11月29日〜12月5日を最新としたオルタナティブ・ブログのステータス

 さて今回は、11月29日〜12月5日を「11月5週」として、過去8週間分のデータグラフを作成した。オルタナティブ・ブログの「見える化(可視化)」である。

 前回、投稿エントリー数が激変したが、今回は持ち直したのが見て取れる。これはひとえに、今回は数多く投稿したブロガーが複数人だったことを示している。その証拠に、投稿されたブログ数自体は微増、1つのみの投稿は変化無しだったのに対して、4つ以上投稿したブログ数は5つも増加している。これらのブログが、全体の投稿エントリー数の底上げになっている。

 11月26日〜12月2日の週間アクセスランキングから幾つか紹介しよう。

 前回に引き続き、「ひこにゃん」ネタがランクイン。サンデージャポンのひこにゃん報道について(栗原潔のテクノロジー時評Ver2)が1位に、そして著作権と著作隣接権は違うよ。(全然ではないけど)違うよ。(栗原潔のテクノロジー時評Ver2)が2位にランクインした。ひこにゃんを起因にして、著作権関係の興味も広がっているのかもしれない。また、本連載で過去に取り上げたことがある「MYUTA事件」の続報であるMYUTA判決は一審で確定していた(栗原潔のテクノロジー時評Ver2)が8位にランクインしていたのも注目だ。

 また、「初音ミク」関係も相変わらず上位に入っている。

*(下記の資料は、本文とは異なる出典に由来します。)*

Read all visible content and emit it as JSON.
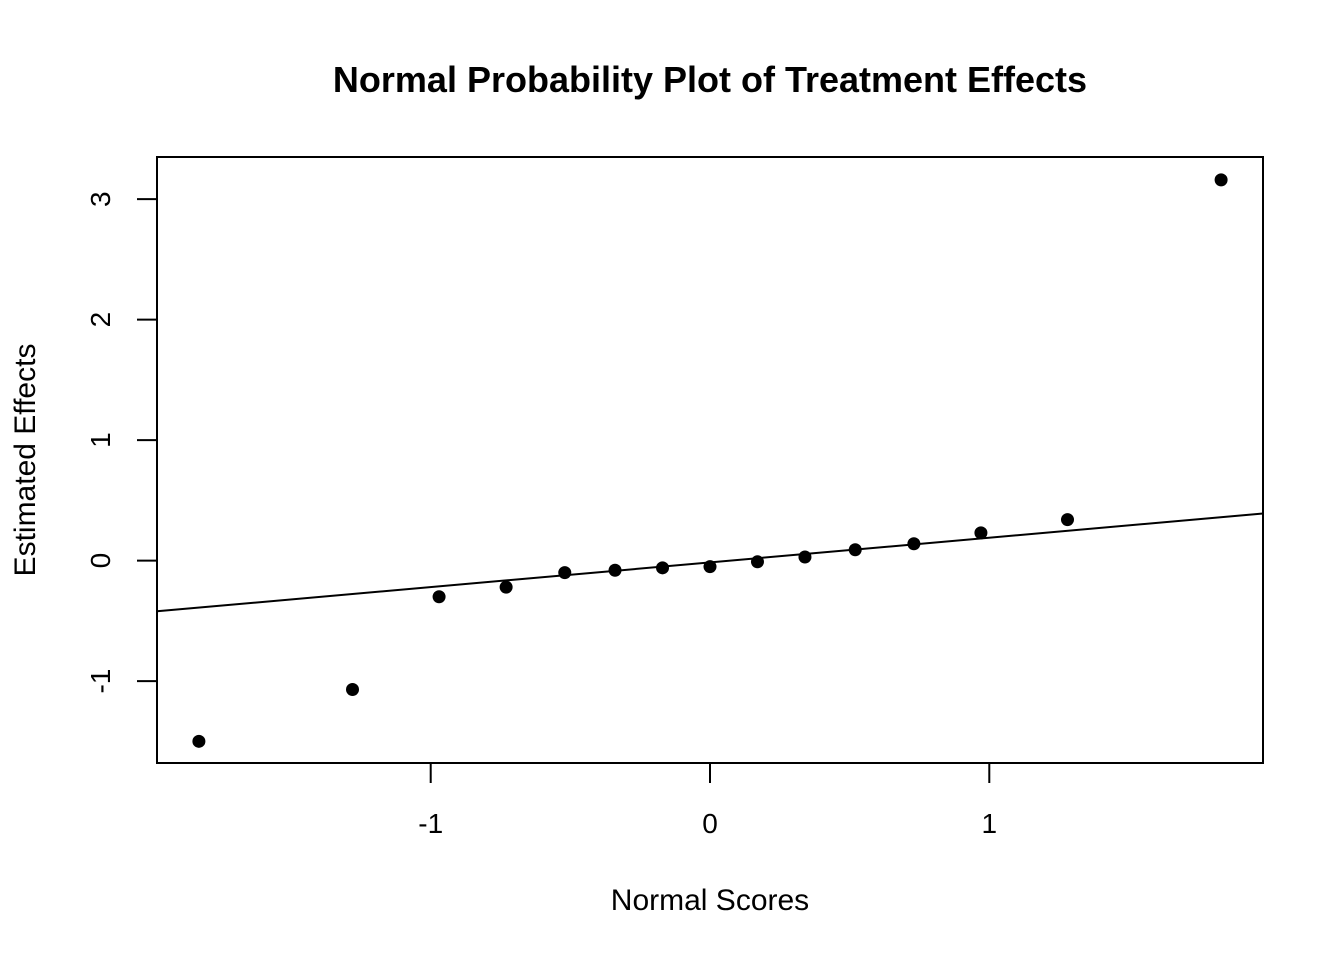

3位に「初音ミク」は、どこまで行くのか?(安藤怜のロンドン灯)、4位に【オフトピ】初音ミクはすっぴんの方が良い気がする(栗原潔のテクノロジー時評Ver2)、5位にNHKで初音ミクと岡田記者がデビューしてしまった(CloseBox and OpenPod)、そして7位に入ったSF作家の野尻抱介先生が、こんなものを・・・・・・(安藤怜のロンドン灯)も「初音ミク」関連のエントリーだ。次回どうなっていくのか、注目したい。

 それでは、11月29日〜12月5日のオルタナティブ・ブログで取り上げられた話題から、幾つか見ていきたい。

ケータイ小説がベストセラーを独占!?

 12月4日、2007年の書籍の年間ベストセラーが発表され、ある種の衝撃が走った。主に女子中高生に愛読されている、いわゆる「ケータイ小説」を出版したものがベスト3を独占、ベスト10内では5冊もランクインしたというのだ。1位は、映画化もされた美嘉・著の「恋空」、2位はメイ・著「赤い糸」、3位は美嘉・著「君空」。この、書籍が売れないと言われている時代に、「恋空」は上下巻で累計200万部、「赤い糸」も上下巻で100万部のヒットだという。

 ただし、これらケータイ小説にはさまざまな見方がある。小林啓倫氏「シロクマ日報」ケータイ小説の「身近」度で触れられたように、まずは否定派の意見がある。小説の体をなしていないといったことだ。しかし、その一方で、中高生の世代に共感を得ているのは確かだ。それではなぜ中高生の支持を得ているのか。小林氏は、「若者が望んでいたコンテンツを手に取りやすく購入しやすい形で販売した」ことにも、その一因があると指摘。そして、ほかのジャンルでもアプローチ方法を研究する必要があるのではと結論づけている。

 また、山口陽平氏「一般システムエンジニアの刻苦勉励」ケータイ小説に「不快な違和感」では、言葉の乱れから来る不安感について取り上げており、なかなか面白い。

 言葉は生き物なので、これもまた一つの時代の流れかもしれない。しかし、筆者が何となくケータイ小説の形態に馴染めないと感じるのは、まだ古い感覚を持っているせい? なのだろうか。